With this release however, we did not experience any of these issues. The largest problem we found was that our entity sync system was taking too much time, since it hasn't been parallelized properly. But it didn't cause larger issues in the release party. Even with the 181 players, the server was still operating nominally!
We ran the release party on a 48 core compute server in a Hetzner datacenter. For the last release party, we used a 32 core server. Throughout that party, we were still struggling under the load of several systems. It's hard to say how much this server helped improve the performance overall, but it clearly helped with several of the larger systems.
In the image above, we can see that the heaviest systems are terrain and physics. Each tick is supposed to be around 33 milliseconds, which will create 30 ticks per second. Terrain is taking 523 ms, while physics is taking 252 ms. This is because they are combining work over all 48 cores to add to this time.
Above, we get a larger breakdown of the "slow systems" that are taking up time on the main thread. We can see that times for the terrain and physics systems are quite small since they're parallelizing nicely. However, entity sync is much higher. We can also see that it becomes a larger problem later during the release party. This should be fixed before the next large server party.

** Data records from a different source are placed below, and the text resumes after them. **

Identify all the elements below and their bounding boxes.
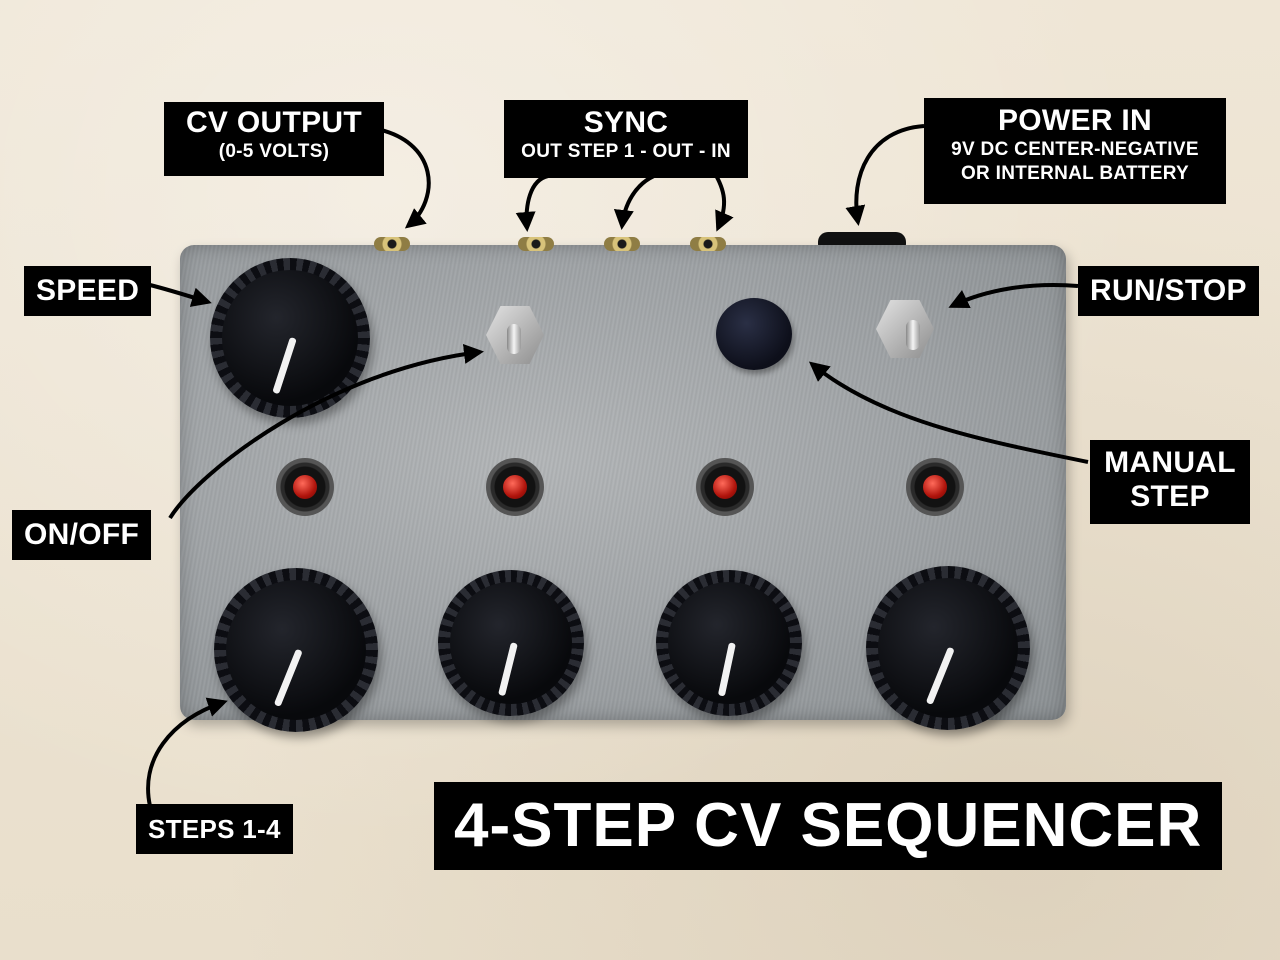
on-off-arrow-icon (168, 343, 484, 520)
sync-out-step1-arrow-icon (515, 174, 549, 232)
run-stop-arrow-icon (948, 282, 1079, 309)
step-2-knob-icon[interactable] (438, 570, 584, 716)
step-4-knob-icon[interactable] (866, 566, 1030, 730)
sync-in-arrow-icon (712, 170, 734, 232)
page-title: 4-STEP CV SEQUENCER (434, 782, 1223, 870)
run-stop-toggle-switch-icon[interactable] (876, 300, 934, 358)
manual-step-push-button-icon[interactable] (716, 298, 792, 370)
speed-knob-icon[interactable] (210, 258, 370, 418)
steps-arrow-icon (146, 697, 228, 807)
speed-label: SPEED (24, 266, 152, 316)
cv-output-title: CV OUTPUT (185, 106, 363, 139)
manual-step-label: MANUAL STEP (1090, 440, 1250, 524)
power-in-label: POWER IN 9V DC CENTER-NEGATIVE OR INTERN… (924, 98, 1226, 204)
step-3-knob-icon[interactable] (656, 570, 802, 716)
step-3-led-icon (696, 458, 754, 516)
steps-label: STEPS 1-4 (136, 804, 293, 854)
sync-out-arrow-icon (613, 170, 669, 230)
sync-title: SYNC (583, 106, 669, 139)
manual-step-line-1: MANUAL (1104, 446, 1236, 479)
speed-arrow-icon (149, 283, 212, 307)
cv-output-arrow-icon (371, 126, 431, 229)
power-in-arrow-icon (845, 124, 925, 226)
run-stop-label: RUN/STOP (1078, 266, 1259, 316)
cv-output-label: CV OUTPUT (0-5 VOLTS) (164, 102, 384, 176)
sync-out-step1-jack-icon (518, 237, 554, 251)
sync-label: SYNC OUT STEP 1 - OUT - IN (504, 100, 748, 178)
manual-step-arrow-icon (808, 361, 1089, 464)
step-1-led-icon (276, 458, 334, 516)
manual-step-line-2: STEP (1130, 480, 1210, 513)
on-off-label: ON/OFF (12, 510, 152, 560)
sync-in-jack-icon (690, 237, 726, 251)
sync-subtitle: OUT STEP 1 - OUT - IN (521, 141, 731, 162)
step-2-led-icon (486, 458, 544, 516)
power-in-subtitle-1: 9V DC CENTER-NEGATIVE (951, 139, 1199, 160)
power-in-subtitle-2: OR INTERNAL BATTERY (960, 163, 1190, 184)
power-in-title: POWER IN (997, 104, 1153, 137)
step-1-knob-icon[interactable] (214, 568, 378, 732)
cv-output-subtitle: (0-5 VOLTS) (218, 141, 330, 162)
step-4-led-icon (906, 458, 964, 516)
cv-output-jack-icon (374, 237, 410, 251)
sync-out-jack-icon (604, 237, 640, 251)
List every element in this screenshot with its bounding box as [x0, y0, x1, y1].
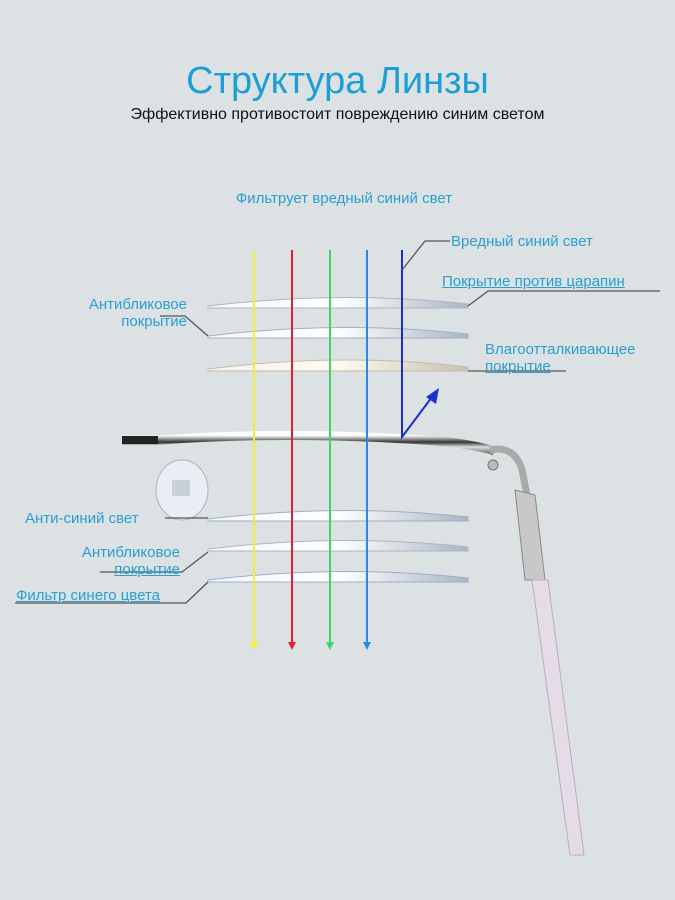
ray-green — [326, 250, 334, 650]
glasses-frame — [122, 430, 585, 856]
lens-layer-antiglare-top — [207, 326, 469, 339]
lens-layer-scratch — [207, 296, 469, 309]
label-line: покрытие — [485, 358, 551, 375]
ray-blue — [363, 250, 371, 650]
label-line: покрытие — [114, 561, 180, 578]
label-anti-blue: Анти-синий свет — [25, 510, 139, 527]
lens-layer-anti-blue — [207, 509, 469, 522]
label-water-repellent: Влагоотталкивающее покрытие — [485, 341, 635, 375]
ray-red — [288, 250, 296, 650]
lens-layer-antiglare-bottom — [207, 539, 469, 552]
label-line: Антибликовое — [81, 544, 180, 561]
filter-caption: Фильтрует вредный синий свет — [235, 190, 453, 207]
label-antiglare-top: Антибликовое покрытие — [30, 296, 187, 330]
ray-harmful-blue-reflected — [401, 250, 439, 440]
lens-layer-blue-filter — [207, 570, 469, 583]
label-harmful-blue: Вредный синий свет — [451, 233, 593, 250]
label-line: Влагоотталкивающее — [485, 341, 636, 358]
label-scratch-coating: Покрытие против царапин — [442, 273, 625, 290]
label-line: Антибликовое — [88, 296, 187, 313]
lens-layer-water — [207, 359, 469, 372]
label-antiglare-bottom: Антибликовое покрытие — [20, 544, 180, 578]
ray-yellow — [250, 250, 258, 650]
label-blue-filter: Фильтр синего цвета — [16, 587, 160, 604]
page-subtitle: Эффективно противостоит повреждению сини… — [130, 106, 545, 123]
label-line: покрытие — [121, 313, 187, 330]
leader-lines — [15, 240, 660, 604]
page-title: Структура Линзы — [186, 60, 489, 102]
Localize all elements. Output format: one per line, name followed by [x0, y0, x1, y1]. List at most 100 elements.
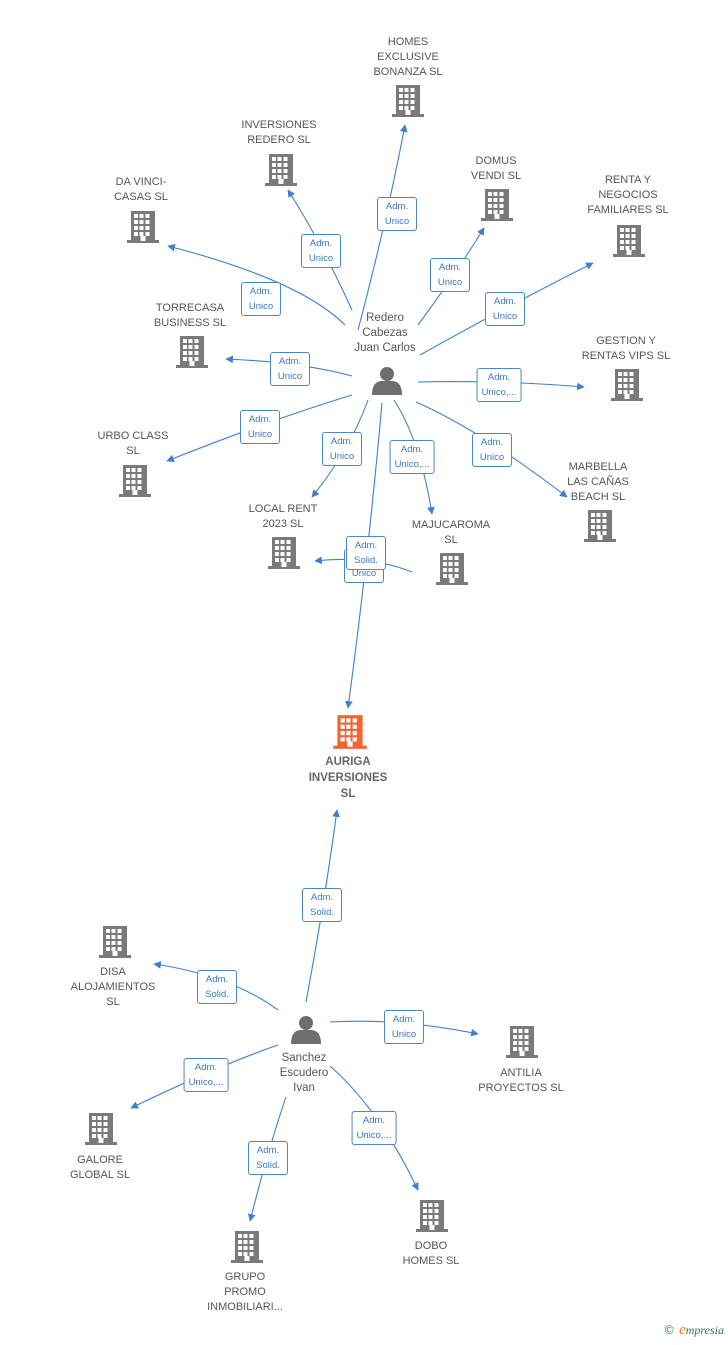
node-label-line: GALORE — [77, 1154, 123, 1166]
building-icon[interactable] — [611, 369, 643, 401]
edge-role-text: Unico — [479, 452, 505, 463]
edge-role-text: Adm. — [205, 974, 229, 985]
edge-role-label[interactable]: Adm.Unico — [384, 1010, 424, 1044]
edge-role-label[interactable]: Adm. Unico,... — [183, 1058, 229, 1092]
edge-role-label[interactable]: Adm.Solid. — [197, 970, 237, 1004]
node-label-line: SL — [106, 996, 120, 1008]
edge-role-label[interactable]: Adm.Solid. — [248, 1141, 288, 1175]
node-label-grupo[interactable]: GRUPO PROMO INMOBILIARI... — [207, 1270, 283, 1315]
edge-role-label[interactable]: Adm. Unico — [241, 282, 281, 316]
building-icon[interactable] — [176, 336, 208, 368]
edge-role-text: Unico — [391, 1029, 417, 1040]
node-label-line: BUSINESS SL — [153, 317, 227, 329]
building-icon[interactable] — [436, 553, 468, 585]
edge-role-text: Unico,... — [394, 459, 430, 470]
footer-brand[interactable]: ©empresia — [663, 1322, 724, 1339]
edge-role-text: Adm. — [354, 540, 378, 551]
node-label-line: SL — [340, 788, 356, 800]
building-icon[interactable] — [99, 926, 131, 958]
node-label-line: RENTA Y — [604, 174, 652, 186]
node-label-line: REDERO SL — [247, 134, 311, 146]
building-icon[interactable] — [268, 537, 300, 569]
edge-role-text: Adm. — [248, 414, 272, 425]
building-icon[interactable] — [506, 1026, 538, 1058]
brand-logo-text: mpresia — [685, 1323, 724, 1337]
node-label-line: MAJUCAROMA — [411, 519, 491, 531]
edge-role-label[interactable]: Adm.Unico — [472, 433, 512, 467]
edge-role-label[interactable]: Adm.Unico — [485, 292, 525, 326]
edge-role-text: Unico — [277, 371, 303, 382]
edge-role-label[interactable]: Adm. Unico — [270, 352, 310, 386]
edge-role-label[interactable]: Adm.Solid. — [302, 888, 342, 922]
node-label-line: SL — [126, 445, 140, 457]
person-icon[interactable] — [372, 367, 402, 395]
node-label-line: DA VINCI- — [115, 176, 167, 188]
building-icon[interactable] — [119, 465, 151, 497]
edge-role-label[interactable]: Adm.Unico — [377, 197, 417, 231]
node-label-line: GRUPO — [224, 1271, 266, 1283]
node-label-line: INVERSIONES — [308, 772, 388, 784]
edge-role-text: Adm. — [400, 444, 424, 455]
edge-role-text: Adm. — [278, 356, 302, 367]
edge-role-text: Adm. — [249, 286, 273, 297]
building-icon[interactable] — [392, 85, 424, 117]
edge-role-text: Unico — [492, 311, 518, 322]
building-icon[interactable] — [584, 510, 616, 542]
node-label-line: MARBELLA — [568, 461, 628, 473]
edge-role-label[interactable]: Adm. Unico,... — [389, 440, 435, 474]
edge-role-text: Solid. — [256, 1160, 280, 1171]
node-label-davinci[interactable]: DA VINCI-CASAS SL — [114, 175, 168, 205]
node-label-domus[interactable]: DOMUS VENDI SL — [471, 154, 521, 184]
node-label-line: DOMUS — [475, 155, 517, 167]
building-icon[interactable] — [127, 211, 159, 243]
node-label-line: Ivan — [293, 1082, 315, 1094]
building-icon[interactable] — [613, 225, 645, 257]
edge-role-text: Adm. — [385, 201, 409, 212]
node-label-line: ANTILIA — [500, 1067, 542, 1079]
building-icon[interactable] — [85, 1113, 117, 1145]
person-icon[interactable] — [291, 1016, 321, 1044]
building-icon[interactable] — [231, 1231, 263, 1263]
building-icon[interactable] — [416, 1200, 448, 1232]
node-layer — [85, 85, 645, 1263]
building-icon[interactable] — [333, 715, 367, 749]
edge-role-label[interactable]: Adm.Unico,... — [476, 368, 522, 402]
building-icon[interactable] — [481, 189, 513, 221]
node-label-line: FAMILIARES SL — [587, 204, 669, 216]
edge-role-text: Adm. — [309, 238, 333, 249]
edge-role-label[interactable]: Adm.Solid. — [346, 536, 386, 570]
edge-role-label[interactable]: Adm.Unico — [322, 432, 362, 466]
node-label-antilia[interactable]: ANTILIA PROYECTOS SL — [478, 1066, 563, 1096]
edge-role-text: Unico,... — [188, 1077, 224, 1088]
edge-role-text: Adm. — [194, 1062, 218, 1073]
node-label-line: PROMO — [224, 1286, 266, 1298]
edge-role-label[interactable]: Adm.Unico — [240, 410, 280, 444]
edge-role-label[interactable]: Adm.Unico,... — [351, 1111, 397, 1145]
node-label-line: EXCLUSIVE — [377, 51, 439, 63]
node-label-line: INMOBILIARI... — [207, 1301, 283, 1313]
edge-role-text: Unico — [248, 301, 274, 312]
node-label-line: VENDI SL — [470, 170, 522, 182]
node-label-line: PROYECTOS SL — [478, 1082, 564, 1094]
building-icon[interactable] — [265, 154, 297, 186]
node-label-line: Redero — [366, 312, 404, 324]
edge-role-label[interactable]: Adm.Unico — [301, 234, 341, 268]
edge-role-label[interactable]: Adm.Unico — [430, 258, 470, 292]
edge-role-text: Adm. — [310, 892, 334, 903]
node-label-line: HOMES — [387, 36, 429, 48]
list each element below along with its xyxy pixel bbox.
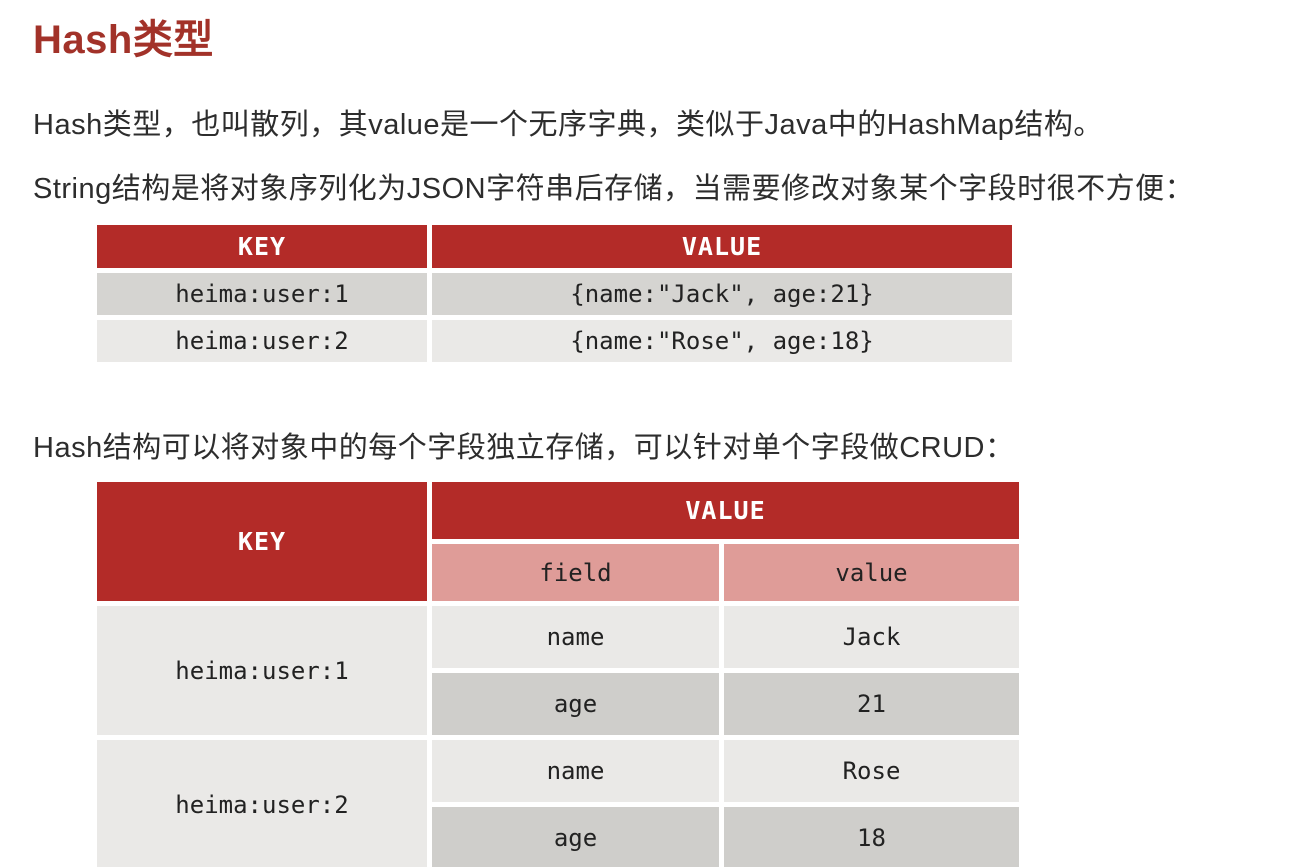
hash-storage-table: KEY VALUE field value heima:user:1 name …: [92, 477, 1024, 867]
table-row: heima:user:1 {name:"Jack", age:21}: [97, 273, 1012, 315]
field-cell: name: [432, 740, 719, 802]
hash-table-key-header: KEY: [97, 482, 427, 601]
table-subheader-row: field value: [97, 544, 1019, 601]
hash-intro-paragraph: Hash类型，也叫散列，其value是一个无序字典，类似于Java中的HashM…: [33, 109, 1103, 141]
table-header-row: KEY VALUE: [97, 225, 1012, 268]
value-cell: {name:"Jack", age:21}: [432, 273, 1012, 315]
string-storage-table: KEY VALUE heima:user:1 {name:"Jack", age…: [92, 220, 1017, 367]
hash-table-value-header: VALUE: [432, 482, 1019, 539]
value-cell: 21: [724, 673, 1019, 735]
page-title: Hash类型: [33, 18, 214, 62]
field-cell: age: [432, 807, 719, 867]
hash-structure-paragraph: Hash结构可以将对象中的每个字段独立存储，可以针对单个字段做CRUD：: [33, 432, 1015, 464]
table-row: heima:user:2 name Rose: [97, 740, 1019, 867]
table-row: age 18: [97, 807, 1019, 867]
hash-table-value-subheader: value: [724, 544, 1019, 601]
table-row: heima:user:1 name Jack: [97, 606, 1019, 735]
string-structure-paragraph: String结构是将对象序列化为JSON字符串后存储，当需要修改对象某个字段时很…: [33, 173, 1195, 205]
value-cell: Jack: [724, 606, 1019, 668]
value-cell: {name:"Rose", age:18}: [432, 320, 1012, 362]
string-table-value-header: VALUE: [432, 225, 1012, 268]
value-cell: Rose: [724, 740, 1019, 802]
key-cell: heima:user:1: [97, 273, 427, 315]
key-cell: heima:user:2: [97, 320, 427, 362]
field-cell: age: [432, 673, 719, 735]
key-cell: heima:user:2: [97, 740, 427, 867]
key-cell: heima:user:1: [97, 606, 427, 735]
table-row: heima:user:2 {name:"Rose", age:18}: [97, 320, 1012, 362]
table-header-row: KEY VALUE: [97, 482, 1019, 601]
table-row: age 21: [97, 673, 1019, 735]
string-table-key-header: KEY: [97, 225, 427, 268]
field-cell: name: [432, 606, 719, 668]
value-cell: 18: [724, 807, 1019, 867]
hash-table-field-subheader: field: [432, 544, 719, 601]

Above, we can see our bandwidth usage. At peak, we were transmitting around 40 megabytes per second. This is about a third of what the cloud server can offer with its gigabit internet, but we should expect it not to meet those limits, as cloud instances share the uplink with other VMs on the same host machine. Going forward, bandwidth is something we'll work on improving. This is both to take the load off the server, but make it easier for clients as well.